Huddersfield magistrates: the ‘ordinary people’ who uphold the law - read our feature
Dec 29 2009 by Sam Casey, Huddersfield Daily Examiner
Huddersfield magistrate Eileen Marchant has given up the post of chairman of the bench after her three year stint. Here, she tells reporter Sam Casey about the work of the ‘ordinary people’ responsible for enforcing the law.
MAGISTRATES shoulder a significant responsibility.
About 97% of criminal cases in England and Wales are dealt with by justices of the peace.
They range from relatively minor offences, like failing to pay for car insurance, to more serious cases like assault and burglary.

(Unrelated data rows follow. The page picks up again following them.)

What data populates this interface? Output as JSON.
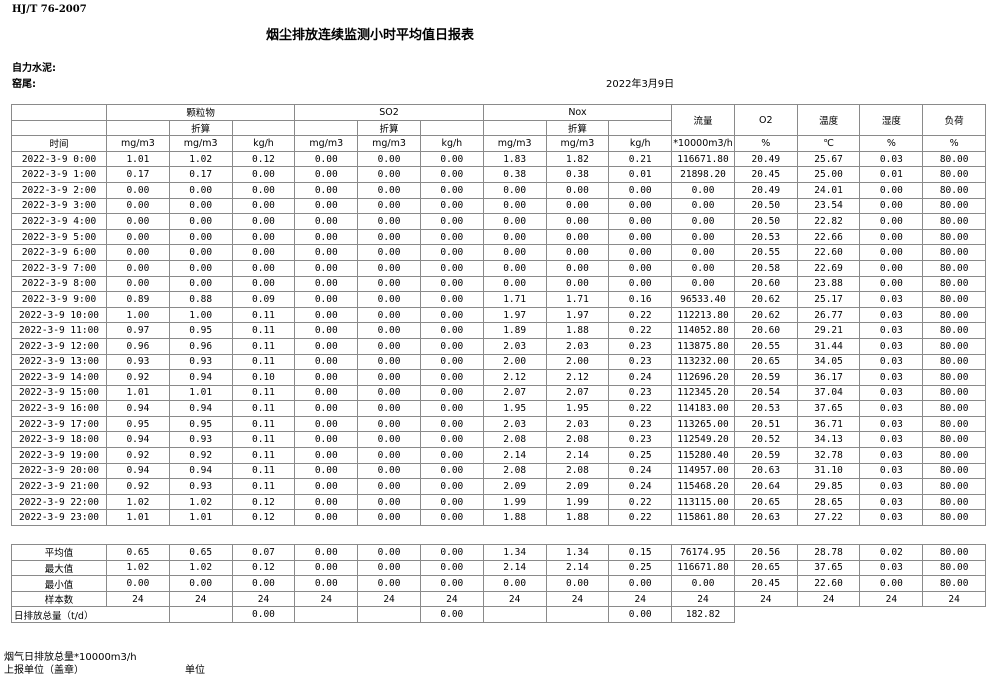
{
  "header": {
    "code": "HJ/T  76-2007",
    "title": "烟尘排放连续监测小时平均值日报表",
    "company": "自力水泥:",
    "kiln": "窑尾:",
    "date": "2022年3月9日"
  },
  "table": {
    "groups": [
      "颗粒物",
      "SO2",
      "Nox"
    ],
    "converted": "折算",
    "others": [
      "流量",
      "O2",
      "温度",
      "湿度",
      "负荷"
    ],
    "units": [
      "时间",
      "mg/m3",
      "mg/m3",
      "kg/h",
      "mg/m3",
      "mg/m3",
      "kg/h",
      "mg/m3",
      "mg/m3",
      "kg/h",
      "*10000m3/h",
      "%",
      "℃",
      "%",
      "%"
    ],
    "rows": [
      [
        "2022-3-9 0:00",
        "1.01",
        "1.02",
        "0.12",
        "0.00",
        "0.00",
        "0.00",
        "1.83",
        "1.82",
        "0.21",
        "116671.80",
        "20.49",
        "25.67",
        "0.03",
        "80.00"
      ],
      [
        "2022-3-9 1:00",
        "0.17",
        "0.17",
        "0.00",
        "0.00",
        "0.00",
        "0.00",
        "0.38",
        "0.38",
        "0.01",
        "21898.20",
        "20.45",
        "25.00",
        "0.01",
        "80.00"
      ],
      [
        "2022-3-9 2:00",
        "0.00",
        "0.00",
        "0.00",
        "0.00",
        "0.00",
        "0.00",
        "0.00",
        "0.00",
        "0.00",
        "0.00",
        "20.49",
        "24.01",
        "0.00",
        "80.00"
      ],
      [
        "2022-3-9 3:00",
        "0.00",
        "0.00",
        "0.00",
        "0.00",
        "0.00",
        "0.00",
        "0.00",
        "0.00",
        "0.00",
        "0.00",
        "20.50",
        "23.54",
        "0.00",
        "80.00"
      ],
      [
        "2022-3-9 4:00",
        "0.00",
        "0.00",
        "0.00",
        "0.00",
        "0.00",
        "0.00",
        "0.00",
        "0.00",
        "0.00",
        "0.00",
        "20.50",
        "22.82",
        "0.00",
        "80.00"
      ],
      [
        "2022-3-9 5:00",
        "0.00",
        "0.00",
        "0.00",
        "0.00",
        "0.00",
        "0.00",
        "0.00",
        "0.00",
        "0.00",
        "0.00",
        "20.53",
        "22.66",
        "0.00",
        "80.00"
      ],
      [
        "2022-3-9 6:00",
        "0.00",
        "0.00",
        "0.00",
        "0.00",
        "0.00",
        "0.00",
        "0.00",
        "0.00",
        "0.00",
        "0.00",
        "20.55",
        "22.60",
        "0.00",
        "80.00"
      ],
      [
        "2022-3-9 7:00",
        "0.00",
        "0.00",
        "0.00",
        "0.00",
        "0.00",
        "0.00",
        "0.00",
        "0.00",
        "0.00",
        "0.00",
        "20.58",
        "22.69",
        "0.00",
        "80.00"
      ],
      [
        "2022-3-9 8:00",
        "0.00",
        "0.00",
        "0.00",
        "0.00",
        "0.00",
        "0.00",
        "0.00",
        "0.00",
        "0.00",
        "0.00",
        "20.60",
        "23.88",
        "0.00",
        "80.00"
      ],
      [
        "2022-3-9 9:00",
        "0.89",
        "0.88",
        "0.09",
        "0.00",
        "0.00",
        "0.00",
        "1.71",
        "1.71",
        "0.16",
        "96533.40",
        "20.62",
        "25.17",
        "0.03",
        "80.00"
      ],
      [
        "2022-3-9 10:00",
        "1.00",
        "1.00",
        "0.11",
        "0.00",
        "0.00",
        "0.00",
        "1.97",
        "1.97",
        "0.22",
        "112213.80",
        "20.62",
        "26.77",
        "0.03",
        "80.00"
      ],
      [
        "2022-3-9 11:00",
        "0.97",
        "0.95",
        "0.11",
        "0.00",
        "0.00",
        "0.00",
        "1.89",
        "1.88",
        "0.22",
        "114052.80",
        "20.60",
        "29.21",
        "0.03",
        "80.00"
      ],
      [
        "2022-3-9 12:00",
        "0.96",
        "0.96",
        "0.11",
        "0.00",
        "0.00",
        "0.00",
        "2.03",
        "2.03",
        "0.23",
        "113875.80",
        "20.55",
        "31.44",
        "0.03",
        "80.00"
      ],
      [
        "2022-3-9 13:00",
        "0.93",
        "0.93",
        "0.11",
        "0.00",
        "0.00",
        "0.00",
        "2.00",
        "2.00",
        "0.23",
        "113232.00",
        "20.65",
        "34.05",
        "0.03",
        "80.00"
      ],
      [
        "2022-3-9 14:00",
        "0.92",
        "0.94",
        "0.10",
        "0.00",
        "0.00",
        "0.00",
        "2.12",
        "2.12",
        "0.24",
        "112696.20",
        "20.59",
        "36.17",
        "0.03",
        "80.00"
      ],
      [
        "2022-3-9 15:00",
        "1.01",
        "1.01",
        "0.11",
        "0.00",
        "0.00",
        "0.00",
        "2.07",
        "2.07",
        "0.23",
        "112345.20",
        "20.54",
        "37.04",
        "0.03",
        "80.00"
      ],
      [
        "2022-3-9 16:00",
        "0.94",
        "0.94",
        "0.11",
        "0.00",
        "0.00",
        "0.00",
        "1.95",
        "1.95",
        "0.22",
        "114183.00",
        "20.53",
        "37.65",
        "0.03",
        "80.00"
      ],
      [
        "2022-3-9 17:00",
        "0.95",
        "0.95",
        "0.11",
        "0.00",
        "0.00",
        "0.00",
        "2.03",
        "2.03",
        "0.23",
        "113265.00",
        "20.51",
        "36.71",
        "0.03",
        "80.00"
      ],
      [
        "2022-3-9 18:00",
        "0.94",
        "0.93",
        "0.11",
        "0.00",
        "0.00",
        "0.00",
        "2.08",
        "2.08",
        "0.23",
        "112549.20",
        "20.52",
        "34.13",
        "0.03",
        "80.00"
      ],
      [
        "2022-3-9 19:00",
        "0.92",
        "0.92",
        "0.11",
        "0.00",
        "0.00",
        "0.00",
        "2.14",
        "2.14",
        "0.25",
        "115280.40",
        "20.59",
        "32.78",
        "0.03",
        "80.00"
      ],
      [
        "2022-3-9 20:00",
        "0.94",
        "0.94",
        "0.11",
        "0.00",
        "0.00",
        "0.00",
        "2.08",
        "2.08",
        "0.24",
        "114957.00",
        "20.63",
        "31.10",
        "0.03",
        "80.00"
      ],
      [
        "2022-3-9 21:00",
        "0.92",
        "0.93",
        "0.11",
        "0.00",
        "0.00",
        "0.00",
        "2.09",
        "2.09",
        "0.24",
        "115468.20",
        "20.64",
        "29.85",
        "0.03",
        "80.00"
      ],
      [
        "2022-3-9 22:00",
        "1.02",
        "1.02",
        "0.12",
        "0.00",
        "0.00",
        "0.00",
        "1.99",
        "1.99",
        "0.22",
        "113115.00",
        "20.65",
        "28.65",
        "0.03",
        "80.00"
      ],
      [
        "2022-3-9 23:00",
        "1.01",
        "1.01",
        "0.12",
        "0.00",
        "0.00",
        "0.00",
        "1.88",
        "1.88",
        "0.22",
        "115861.80",
        "20.63",
        "27.22",
        "0.03",
        "80.00"
      ]
    ],
    "summary": [
      [
        "平均值",
        "0.65",
        "0.65",
        "0.07",
        "0.00",
        "0.00",
        "0.00",
        "1.34",
        "1.34",
        "0.15",
        "76174.95",
        "20.56",
        "28.78",
        "0.02",
        "80.00"
      ],
      [
        "最大值",
        "1.02",
        "1.02",
        "0.12",
        "0.00",
        "0.00",
        "0.00",
        "2.14",
        "2.14",
        "0.25",
        "116671.80",
        "20.65",
        "37.65",
        "0.03",
        "80.00"
      ],
      [
        "最小值",
        "0.00",
        "0.00",
        "0.00",
        "0.00",
        "0.00",
        "0.00",
        "0.00",
        "0.00",
        "0.00",
        "0.00",
        "20.45",
        "22.60",
        "0.00",
        "80.00"
      ],
      [
        "样本数",
        "24",
        "24",
        "24",
        "24",
        "24",
        "24",
        "24",
        "24",
        "24",
        "24",
        "24",
        "24",
        "24",
        "24"
      ]
    ],
    "total": [
      "日排放总量（t/d）",
      null,
      null,
      "0.00",
      null,
      null,
      "0.00",
      null,
      null,
      "0.00",
      "182.82",
      null,
      null,
      null,
      null
    ]
  },
  "footer": {
    "flue_total": "烟气日排放总量*10000m3/h",
    "reporter": "上报单位（盖章）",
    "unit": "单位"
  }
}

While the most serious cases, and other ‘either-way’ matters in which an accused person has the option to take the case to a higher court, are dealt with in front of a judge and jury, magistrates’ courts still handle the vast majority of cases.
Yet those who sit on benches across the country have no special qualifications to punish people who break the law. They are not law graduates or legal experts and do not require any formal qualifications.
Their main credentials are less tangible: they are expected to be of sound judgement and personal integrity and able to commit at least 26 half-days a year to sit in court.
And their services are entirely voluntary.
Eileen Marchant, 65, has been a magistrate for 22 years and chairman of the bench for the last three.
She worked as a school improvement officer when she started and still works as a policy adviser for the Association for Physical Education.
She said: “I have been a magistrate since 1987, which has been very challenging but also very rewarding.
“Being chairman has been a great honour and privilege and I have always tried to represent the views of all the magistrates on the Huddersfield bench.”
Ms Marchant believes magistrates face unfair criticism for handing out what are perceived as lenient sentences, especially because they must work within concrete guidelines.
According to the structured sentencing process, before handing down a sentence, magistrates must identify the appropriate starting point.
This means that they take into account the nature of the offence and consider what the minimum sentence would be.
They must then consider the effect of aggravating factors, for example whether the offence was carried out as part of a group, and mitigating factors, like provocation, that would reduce their culpability.
A preliminary view of the appropriate sentence is then formed, but before a final decision is made they consider any offender mitigation, for example if the accused person shows genuine remorse.
They then consider a reduction for a guilty plea, usually one third off the fine or final sentence.
Any compensation and costs are decided and the sentence is announced in court, along with the reasons for it.